Background: Risk factors for unfavorable surgical outcomes are dependent on the definitions of the unfavorable surgical outcomes. The aims of this study were to compare risk factors for each unfavorable surgical outcome according to two different definitions of "unfavorable" surgical outcomes after surgery for lumbar spinal stenosis (LSS) as well as compare the clinical course from the preoperative period to 3 years postoperatively between cases with favorable and unfavorable outcomes according to the two different definitions.

Methods: Overall, 295 patients who underwent spine surgery for LSS and a follow-up evaluation at 3 years postoperatively were enrolled and divided into favorable and unfavorable groups, based on two different definitions for unfavorable surgical outcomes, as evaluated at 12 months postoperatively: the patient-reported outcome (PRO) and minimal clinically important difference (MCID) methods. In the PRO method, patients with a postoperative Oswestry Disability Index (ODI) score > 22 were considered as having an "unfavorable" outcome, whereas in the MCID method, those with a postoperative ODI score that changed < 12.8 points from the preoperative value were classified as having an "unfavorable" outcome. As a primary outcome, risk factors for unfavorable surgical outcomes according to each definition were investigated at 12 months postoperatively.

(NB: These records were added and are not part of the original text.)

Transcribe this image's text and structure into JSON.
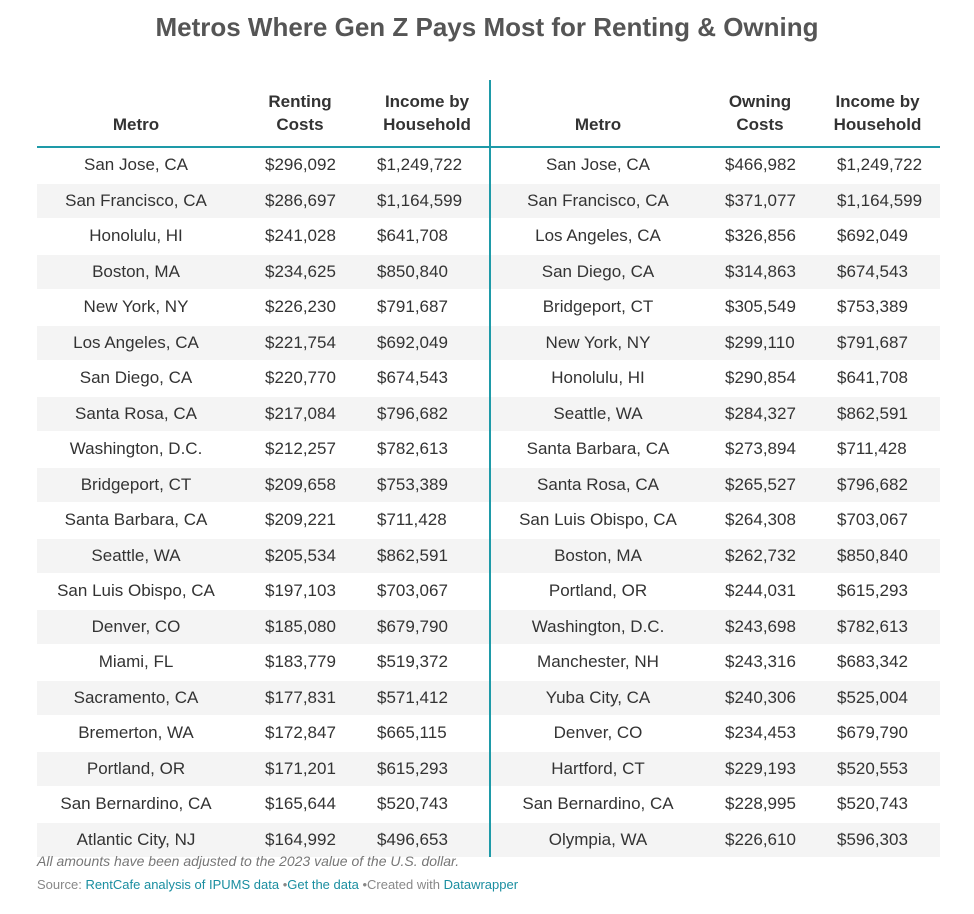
{
  "header": {
    "title": "Metros Where Gen Z Pays Most for Renting & Owning"
  },
  "table": {
    "columns": [
      "Metro",
      "Renting Costs",
      "Income by Household",
      "Metro",
      "Owning Costs",
      "Income by Household"
    ],
    "rows": [
      [
        "San Jose, CA",
        "$296,092",
        "$1,249,722",
        "San Jose, CA",
        "$466,982",
        "$1,249,722"
      ],
      [
        "San Francisco, CA",
        "$286,697",
        "$1,164,599",
        "San Francisco, CA",
        "$371,077",
        "$1,164,599"
      ],
      [
        "Honolulu, HI",
        "$241,028",
        "$641,708",
        "Los Angeles, CA",
        "$326,856",
        "$692,049"
      ],
      [
        "Boston, MA",
        "$234,625",
        "$850,840",
        "San Diego, CA",
        "$314,863",
        "$674,543"
      ],
      [
        "New York, NY",
        "$226,230",
        "$791,687",
        "Bridgeport, CT",
        "$305,549",
        "$753,389"
      ],
      [
        "Los Angeles, CA",
        "$221,754",
        "$692,049",
        "New York, NY",
        "$299,110",
        "$791,687"
      ],
      [
        "San Diego, CA",
        "$220,770",
        "$674,543",
        "Honolulu, HI",
        "$290,854",
        "$641,708"
      ],
      [
        "Santa Rosa, CA",
        "$217,084",
        "$796,682",
        "Seattle, WA",
        "$284,327",
        "$862,591"
      ],
      [
        "Washington, D.C.",
        "$212,257",
        "$782,613",
        "Santa Barbara, CA",
        "$273,894",
        "$711,428"
      ],
      [
        "Bridgeport, CT",
        "$209,658",
        "$753,389",
        "Santa Rosa, CA",
        "$265,527",
        "$796,682"
      ],
      [
        "Santa Barbara, CA",
        "$209,221",
        "$711,428",
        "San Luis Obispo, CA",
        "$264,308",
        "$703,067"
      ],
      [
        "Seattle, WA",
        "$205,534",
        "$862,591",
        "Boston, MA",
        "$262,732",
        "$850,840"
      ],
      [
        "San Luis Obispo, CA",
        "$197,103",
        "$703,067",
        "Portland, OR",
        "$244,031",
        "$615,293"
      ],
      [
        "Denver, CO",
        "$185,080",
        "$679,790",
        "Washington, D.C.",
        "$243,698",
        "$782,613"
      ],
      [
        "Miami, FL",
        "$183,779",
        "$519,372",
        "Manchester, NH",
        "$243,316",
        "$683,342"
      ],
      [
        "Sacramento, CA",
        "$177,831",
        "$571,412",
        "Yuba City, CA",
        "$240,306",
        "$525,004"
      ],
      [
        "Bremerton, WA",
        "$172,847",
        "$665,115",
        "Denver, CO",
        "$234,453",
        "$679,790"
      ],
      [
        "Portland, OR",
        "$171,201",
        "$615,293",
        "Hartford, CT",
        "$229,193",
        "$520,553"
      ],
      [
        "San Bernardino, CA",
        "$165,644",
        "$520,743",
        "San Bernardino, CA",
        "$228,995",
        "$520,743"
      ],
      [
        "Atlantic City, NJ",
        "$164,992",
        "$496,653",
        "Olympia, WA",
        "$226,610",
        "$596,303"
      ]
    ]
  },
  "footer": {
    "note": "All amounts have been adjusted to the 2023 value of the U.S. dollar.",
    "source_prefix": "Source:",
    "source_link": "RentCafe analysis of IPUMS data",
    "get_data": "Get the data",
    "created_with": "Created with",
    "datawrapper": "Datawrapper"
  }
}
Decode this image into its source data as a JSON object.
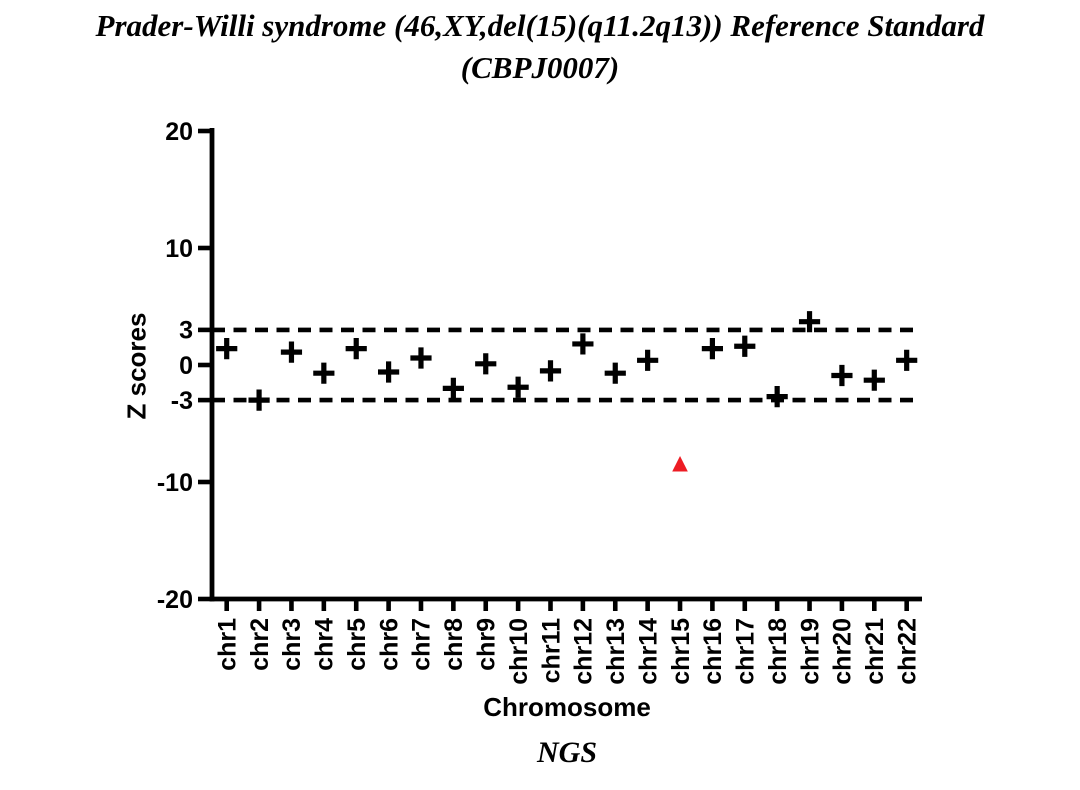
{
  "chart_data": {
    "type": "scatter",
    "title": "Prader-Willi syndrome (46,XY,del(15)(q11.2q13)) Reference Standard",
    "subtitle": "(CBPJ0007)",
    "xlabel": "Chromosome",
    "ylabel": "Z scores",
    "ylim": [
      -20,
      20
    ],
    "yticks": [
      20,
      10,
      3,
      0,
      -3,
      -10,
      -20
    ],
    "grid": false,
    "legend": "none",
    "threshold_lines": {
      "values": [
        3,
        -3
      ],
      "style": "dashed",
      "color": "#000000"
    },
    "categories": [
      "chr1",
      "chr2",
      "chr3",
      "chr4",
      "chr5",
      "chr6",
      "chr7",
      "chr8",
      "chr9",
      "chr10",
      "chr11",
      "chr12",
      "chr13",
      "chr14",
      "chr15",
      "chr16",
      "chr17",
      "chr18",
      "chr19",
      "chr20",
      "chr21",
      "chr22"
    ],
    "series": [
      {
        "name": "NGS",
        "marker": "plus",
        "color": "#000000",
        "values": [
          1.4,
          -3.0,
          1.1,
          -0.7,
          1.4,
          -0.6,
          0.6,
          -2.0,
          0.1,
          -1.9,
          -0.5,
          1.8,
          -0.7,
          0.4,
          null,
          1.4,
          1.6,
          -2.7,
          3.7,
          -0.9,
          -1.3,
          0.4
        ]
      }
    ],
    "outlier": {
      "category": "chr15",
      "value": -8.5,
      "marker": "triangle-up",
      "color": "#ED1C24"
    }
  }
}
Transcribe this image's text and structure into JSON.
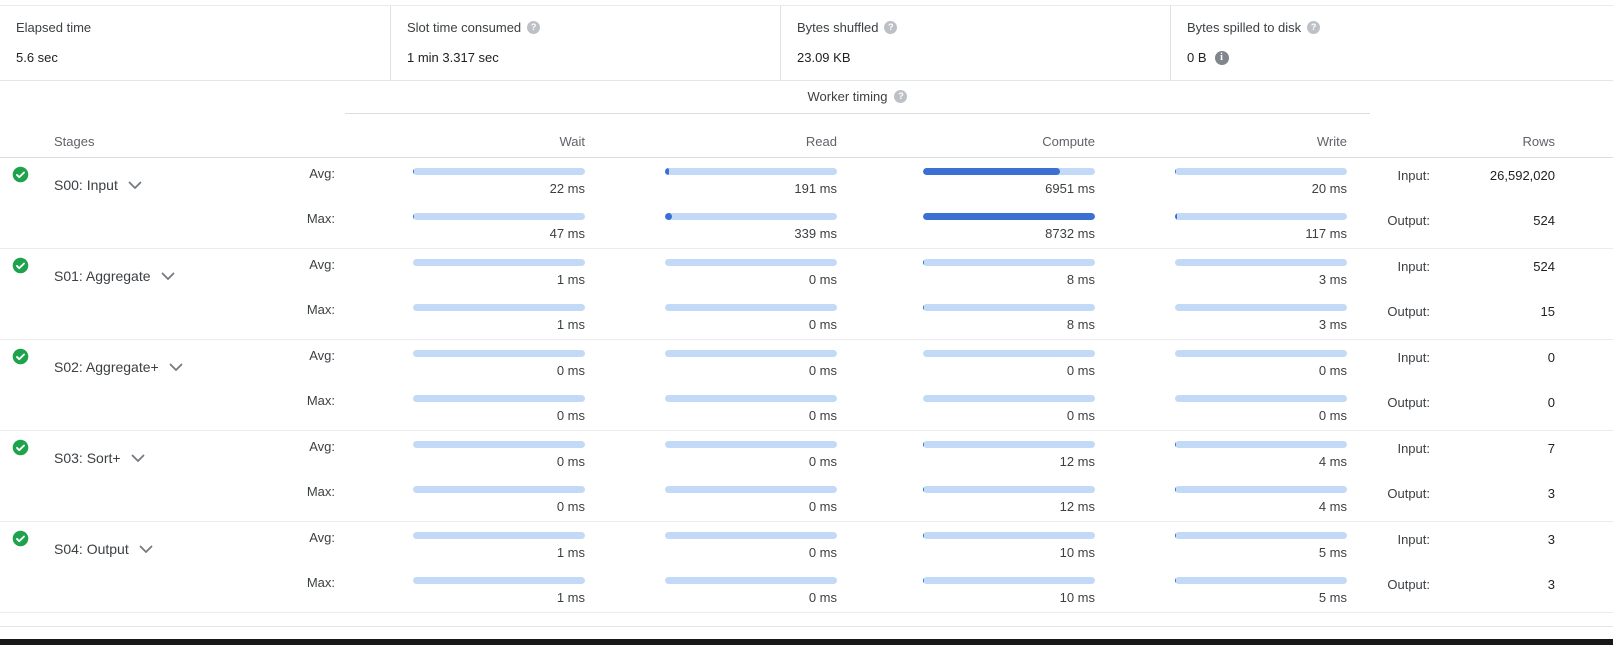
{
  "summary": {
    "items": [
      {
        "label": "Elapsed time",
        "value": "5.6 sec",
        "help": false,
        "info": false
      },
      {
        "label": "Slot time consumed",
        "value": "1 min 3.317 sec",
        "help": true,
        "info": false
      },
      {
        "label": "Bytes shuffled",
        "value": "23.09 KB",
        "help": true,
        "info": false
      },
      {
        "label": "Bytes spilled to disk",
        "value": "0 B",
        "help": true,
        "info": true
      }
    ]
  },
  "worker_timing": {
    "label": "Worker timing"
  },
  "table": {
    "stages_header": "Stages",
    "columns": {
      "wait": "Wait",
      "read": "Read",
      "compute": "Compute",
      "write": "Write",
      "rows": "Rows"
    },
    "avg_label": "Avg:",
    "max_label": "Max:",
    "input_label": "Input:",
    "output_label": "Output:",
    "unit": "ms",
    "max_ms": 8732,
    "stages": [
      {
        "name": "S00: Input",
        "status": "completed",
        "wait": {
          "avg": 22,
          "max": 47
        },
        "read": {
          "avg": 191,
          "max": 339
        },
        "compute": {
          "avg": 6951,
          "max": 8732
        },
        "write": {
          "avg": 20,
          "max": 117
        },
        "input_rows": "26,592,020",
        "output_rows": "524"
      },
      {
        "name": "S01: Aggregate",
        "status": "completed",
        "wait": {
          "avg": 1,
          "max": 1
        },
        "read": {
          "avg": 0,
          "max": 0
        },
        "compute": {
          "avg": 8,
          "max": 8
        },
        "write": {
          "avg": 3,
          "max": 3
        },
        "input_rows": "524",
        "output_rows": "15"
      },
      {
        "name": "S02: Aggregate+",
        "status": "completed",
        "wait": {
          "avg": 0,
          "max": 0
        },
        "read": {
          "avg": 0,
          "max": 0
        },
        "compute": {
          "avg": 0,
          "max": 0
        },
        "write": {
          "avg": 0,
          "max": 0
        },
        "input_rows": "0",
        "output_rows": "0"
      },
      {
        "name": "S03: Sort+",
        "status": "completed",
        "wait": {
          "avg": 0,
          "max": 0
        },
        "read": {
          "avg": 0,
          "max": 0
        },
        "compute": {
          "avg": 12,
          "max": 12
        },
        "write": {
          "avg": 4,
          "max": 4
        },
        "input_rows": "7",
        "output_rows": "3"
      },
      {
        "name": "S04: Output",
        "status": "completed",
        "wait": {
          "avg": 1,
          "max": 1
        },
        "read": {
          "avg": 0,
          "max": 0
        },
        "compute": {
          "avg": 10,
          "max": 10
        },
        "write": {
          "avg": 5,
          "max": 5
        },
        "input_rows": "3",
        "output_rows": "3"
      }
    ]
  },
  "colors": {
    "bar_track": "#c3daf7",
    "bar_fill": "#3b6fd4",
    "success_green": "#1ea34c"
  }
}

Results: In the PRO method, female sex (P = 0.011; odds ratio (OR): 2.340), elementary school attainment (vs. university attainment; P = 0.035; OR: 2.875), and higher preoperative ODI score (P = 0.028; OR: 2.340) were associated with higher odds for an unfavorable surgical outcome. In the MCID method, a higher preoperative ODI score was associated with higher odds (P <  0.001; OR: 0.920) of a favorable surgical outcome. In the PRO method, the favorable outcome group demonstrated significantly lower visual analog scale for back and leg pain and lower ODI scores than the unfavorable outcome group at 3 years postoperatively, whereas in the MCID method, clinical outcomes were not different between the two groups at 3 years postoperatively.

Conclusion: A higher preoperative ODI score may be a risk factor for postoperative ODI > 22 after surgery for LSS. It may also be associated with higher odds for improvements in the ODI score of > 12.8.